The second way is to check the skin as it should be hard once the pumpkin is ripe. Using your thumbnail – presuming that you have one - gently try to puncture the pumpkin’s skin. If the skin dents - but does not puncture - then the pumpkin is ready to pick. The third way is to check the stem leading from the pumpkin. When it starts to turn hard, the pumpkin is again, ready for picking.
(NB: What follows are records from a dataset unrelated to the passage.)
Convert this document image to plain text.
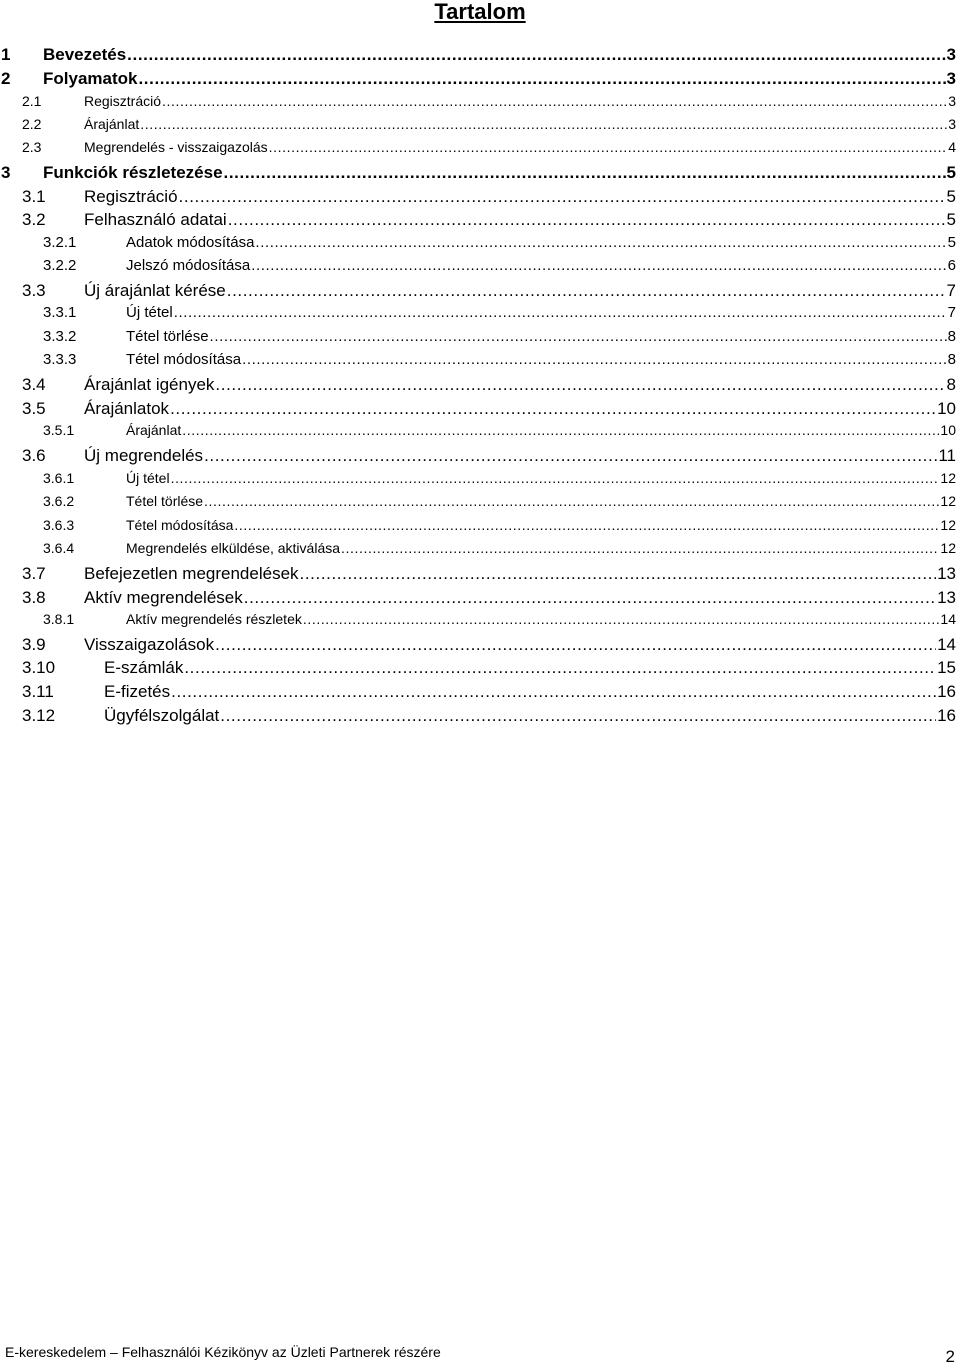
Tartalom
1 Bevezetés .....	3
2 Folyamatok .....	3
2.1	Regisztráció .....	3
2.2	Árajánlat .....	3
2.3	Megrendelés - visszaigazolás .....	4
3 Funkciók részletezése .....	5
3.1 Regisztráció .....	5
3.2 Felhasználó adatai .....	5
3.2.1	Adatok módosítása .....	5
3.2.2	Jelszó módosítása .....	6
3.3 Új árajánlat kérése .....	7
3.3.1	Új tétel .....	7
3.3.2	Tétel törlése .....	8
3.3.3	Tétel módosítása .....	8
3.4 Árajánlat igények .....	8
3.5 Árajánlatok .....	10
3.5.1	Árajánlat .....	10
3.6 Új megrendelés .....	11
3.6.1	Új tétel .....	12
3.6.2	Tétel törlése .....	12
3.6.3	Tétel módosítása .....	12
3.6.4	Megrendelés elküldése, aktiválása .....	12
3.7 Befejezetlen megrendelések .....	13
3.8 Aktív megrendelések .....	13
3.8.1	Aktív megrendelés részletek .....	14
3.9 Visszaigazolások .....	14
3.10	E-számlák .....	15
3.11	E-fizetés .....	16
3.12	Ügyfélszolgálat .....	16
E-kereskedelem – Felhasználói Kézikönyv az Üzleti Partnerek részére	2
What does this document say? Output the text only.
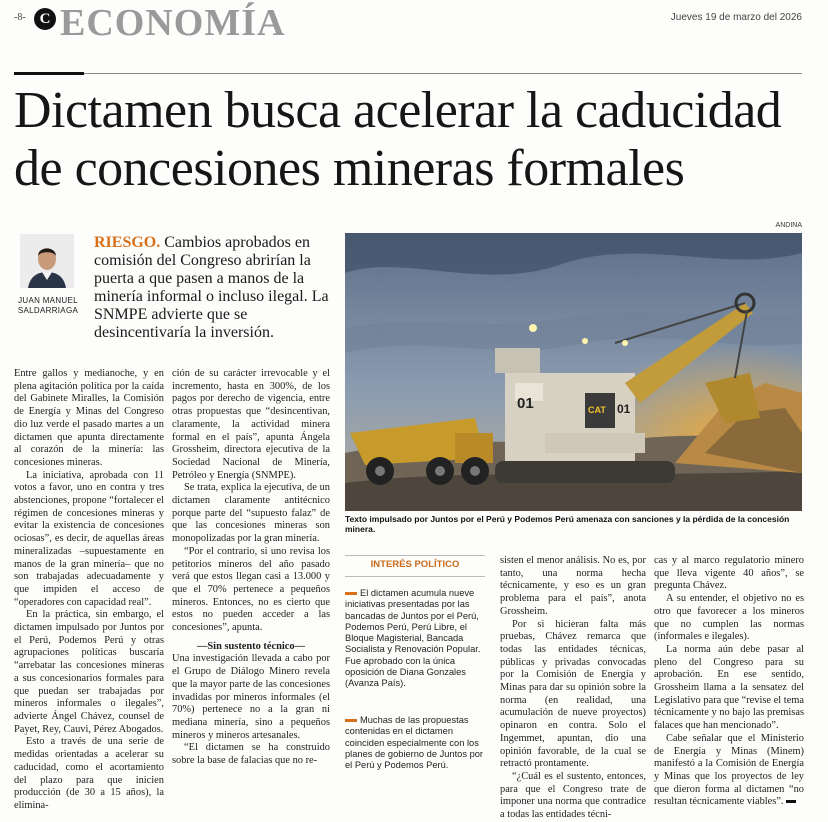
-8- C ECONOMÍA	Jueves 19 de marzo del 2026
Dictamen busca acelerar la caducidad de concesiones mineras formales
JUAN MANUEL
SALDARRIAGA
RIESGO. Cambios aprobados en comisión del Congreso abrirían la puerta a que pasen a manos de la minería informal o incluso ilegal. La SNMPE advierte que se desincentivaría la inversión.
ANDINA
01	CAT 01
Texto impulsado por Juntos por el Perú y Podemos Perú amenaza con sanciones y la pérdida de la concesión minera.

Entre gallos y medianoche, y en plena agitación política por la caída del Gabinete Miralles, la Comisión de Energía y Minas del Congreso dio luz verde el pasado martes a un dictamen que apunta directamente al corazón de la minería: las concesiones mineras.

La iniciativa, aprobada con 11 votos a favor, uno en contra y tres abstenciones, propone “fortalecer el régimen de concesiones mineras y evitar la existencia de concesiones ociosas”, es decir, de aquellas áreas mineralizadas –supuestamente en manos de la gran minería– que no son trabajadas adecuadamente y que impiden el acceso de “operadores con capacidad real”.

En la práctica, sin embargo, el dictamen impulsado por Juntos por el Perú, Podemos Perú y otras agrupaciones políticas buscaría “arrebatar las concesiones mineras a sus concesionarios formales para que puedan ser trabajadas por mineros informales o ilegales”, advierte Ángel Chávez, counsel de Payet, Rey, Cauvi, Pérez Abogados.

Esto a través de una serie de medidas orientadas a acelerar su caducidad, como el acortamiento del plazo para que inicien producción (de 30 a 15 años), la elimina-

ción de su carácter irrevocable y el incremento, hasta en 300%, de los pagos por derecho de vigencia, entre otras propuestas que “desincentivan, claramente, la actividad minera formal en el país”, apunta Ángela Grossheim, directora ejecutiva de la Sociedad Nacional de Minería, Petróleo y Energía (SNMPE).

Se trata, explica la ejecutiva, de un dictamen claramente antitécnico porque parte del “supuesto falaz” de que las concesiones mineras son monopolizadas por la gran minería.

“Por el contrario, si uno revisa los petitorios mineros del año pasado verá que estos llegan casi a 13.000 y que el 70% pertenece a pequeños mineros. Entonces, no es cierto que estos no pueden acceder a las concesiones”, apunta.

—Sin sustento técnico—

Una investigación llevada a cabo por el Grupo de Diálogo Minero revela que la mayor parte de las concesiones invadidas por mineros informales (el 70%) pertenece no a la gran ni mediana minería, sino a pequeños mineros y mineros artesanales.

“El dictamen se ha construido sobre la base de falacias que no re-

INTERÉS POLÍTICO
El dictamen acumula nueve iniciativas presentadas por las bancadas de Juntos por el Perú, Podemos Perú, Perú Libre, el Bloque Magisterial, Bancada Socialista y Renovación Popular. Fue aprobado con la única oposición de Diana Gonzales (Avanza País).
Muchas de las propuestas contenidas en el dictamen coinciden especialmente con los planes de gobierno de Juntos por el Perú y Podemos Perú.

sisten el menor análisis. No es, por tanto, una norma hecha técnicamente, y eso es un gran problema para el país”, anota Grossheim.

Por si hicieran falta más pruebas, Chávez remarca que todas las entidades técnicas, públicas y privadas convocadas por la Comisión de Energía y Minas para dar su opinión sobre la norma (en realidad, una acumulación de nueve proyectos) opinaron en contra. Solo el Ingemmet, apuntan, dio una opinión favorable, de la cual se retractó prontamente.

“¿Cuál es el sustento, entonces, para que el Congreso trate de imponer una norma que contradice a todas las entidades técni-

cas y al marco regulatorio minero que lleva vigente 40 años”, se pregunta Chávez.

A su entender, el objetivo no es otro que favorecer a los mineros que no cumplen las normas (informales e ilegales).

La norma aún debe pasar al pleno del Congreso para su aprobación. En ese sentido, Grossheim llama a la sensatez del Legislativo para que “revise el tema técnicamente y no bajo las premisas falaces que han mencionado”.

Cabe señalar que el Ministerio de Energía y Minas (Minem) manifestó a la Comisión de Energía y Minas que los proyectos de ley que dieron forma al dictamen “no resultan técnicamente viables”.
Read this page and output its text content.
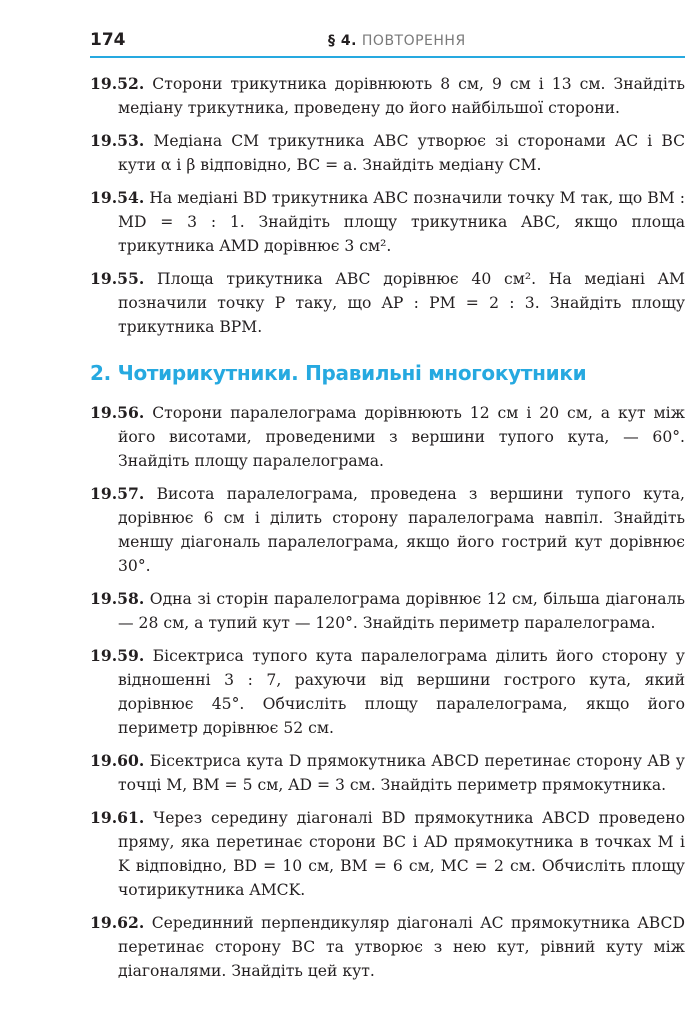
174	§ 4. ПОВТОРЕННЯ

19.52. Сторони трикутника дорівнюють 8 см, 9 см і 13 см. Знайдіть медіану трикутника, проведену до його найбільшої сторони.

19.53. Медіана CM трикутника ABC утворює зі сторонами AC і BC кути α і β відповідно, BC = a. Знайдіть медіану CM.

19.54. На медіані BD трикутника ABC позначили точку M так, що BM : MD = 3 : 1. Знайдіть площу трикутника ABC, якщо площа трикутника AMD дорівнює 3 см².

19.55. Площа трикутника ABC дорівнює 40 см². На медіані AM позначили точку P таку, що AP : PM = 2 : 3. Знайдіть площу трикутника BPM.

2. Чотирикутники. Правильні многокутники

19.56. Сторони паралелограма дорівнюють 12 см і 20 см, а кут між його висотами, проведеними з вершини тупого кута, — 60°. Знайдіть площу паралелограма.

19.57. Висота паралелограма, проведена з вершини тупого кута, дорівнює 6 см і ділить сторону паралелограма навпіл. Знайдіть меншу діагональ паралелограма, якщо його гострий кут дорівнює 30°.

19.58. Одна зі сторін паралелограма дорівнює 12 см, більша діагональ — 28 см, а тупий кут — 120°. Знайдіть периметр паралелограма.

19.59. Бісектриса тупого кута паралелограма ділить його сторону у відношенні 3 : 7, рахуючи від вершини гострого кута, який дорівнює 45°. Обчисліть площу паралелограма, якщо його периметр дорівнює 52 см.

19.60. Бісектриса кута D прямокутника ABCD перетинає сторону AB у точці M, BM = 5 см, AD = 3 см. Знайдіть периметр прямокутника.

19.61. Через середину діагоналі BD прямокутника ABCD проведено пряму, яка перетинає сторони BC і AD прямокутника в точках M і K відповідно, BD = 10 см, BM = 6 см, MC = 2 см. Обчисліть площу чотирикутника AMCK.

19.62. Серединний перпендикуляр діагоналі AC прямокутника ABCD перетинає сторону BC та утворює з нею кут, рівний куту між діагоналями. Знайдіть цей кут.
One of the first to ripen is the popular 'Baby Bear', one of the micro-wave varieties with just enough sweet potato like flesh for a meal for two. Other varieties such as 'Uchikeri' will still be ripening and you can tell this as the stem will be bright green. When it come to harvesting un-ripe pumpkins its always important to leave a few inches either side of the stalk. That’s because you want the stalk to dry off slowly and naturally so that it seals between the stalk and the pumpkin flesh. If it’s not perfectly sealed then rots can get in and your crops won’t keep. If done properly you crops should last well providing for good meals up until February.

Curing Pumpkins

Curing pumpkins is all about getting the rinds to harden, and you can do this by bringing them into a greenhouse or by sitting them by a sunny window in your kitchen. If you can leave them there for a fortnight or so you will notice that the skins will colour up and the flesh inside will sweeten as the starches inside turns to sugars and improve the flavours no end. After the fortnight, turn them upside-down so that the bases can colour up as well. Then they will be ready to be kept in a frost free place for several months where they will still remain edible.